Давно ли я глупо воображал себе в Киеве, как стану фаворитом-наложником знатного боярина, как буду посылать на "кобылу" достававшую меня в тот момент своими приставаниями и поучениями Юльку-лекарку. "А вложите-ка ума в ейную корявую задницу. А сам пошёл чай пить. Или что тут по утрам пьют". Не будет этого - четырёх месяцев не прошло, как задушили Юльку у меня на глазах в киевских подземельях.
Давно ли я многомудрственно рассуждал о необходимости регулярной порки, о "ежевечерне кричащих белых ягодицах", как о необходимом средстве в управлении любого здешнего крупного хозяйства. Есть уже у меня собственные примеры удачного применения этого средства. Очень эффективные примеры. Со смертельными исходами.

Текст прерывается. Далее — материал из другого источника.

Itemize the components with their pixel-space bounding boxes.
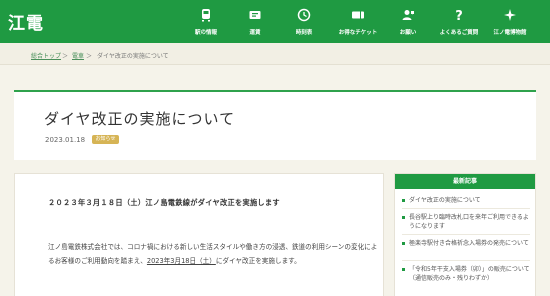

Но вот женщин под плеть пока посылать не приходилось. Особенно - такую. Свою "сестрицу", свою любовницу. Как бы то ни было, но вот это тело на "кобыле" я хорошо знаю. И снаружи, и изнутри. Знаю какое оно ласковое, жаркое, страстное… Какое оно податливое и отзывчивое, как в моих руках оно становиться тугим и влажным, как от него не оторваться… Какое оно… удовольствие. И вот по этому всему, что я обнимал-целовал, что прижимал и наглаживал, чем восторгался и чему радовался - плетью… Как по самому себе… Всё когда-то происходит первый раз.
Аристократиниею. "Аристократизм подкрался незаметно". Я уже вспоминал, как удивляла французов в 18 веке манера русских аристократов периодически пороть своих крепостных любовниц на конюшне.
Глава 162
Порка, битва и пьянка кое в чём сходны. В крике, в напряжении сил, в крови… В ощущении некоторого странного тумана, хмельности в голове. Кому - весёлой, кому - тяжёлой. А что по этому поводу думает классика?
Как говаривал Тарас Бульба: "как ни сильно само по себе старое доброе вино и как ни способно оно укрепить дух человека, но если к нему да присоединится еще приличное слово, то вдвое крепче будет сила и вина и духа".
Это, видимо, в смысле: литр водки стаканами с приговором - "ну, за здоровье" валит с ног вдвое медленнее, чем та же доза, но с закуской в форме "прозт"? Поскольку "прозт", на русский слух, слово, явно, неприличное.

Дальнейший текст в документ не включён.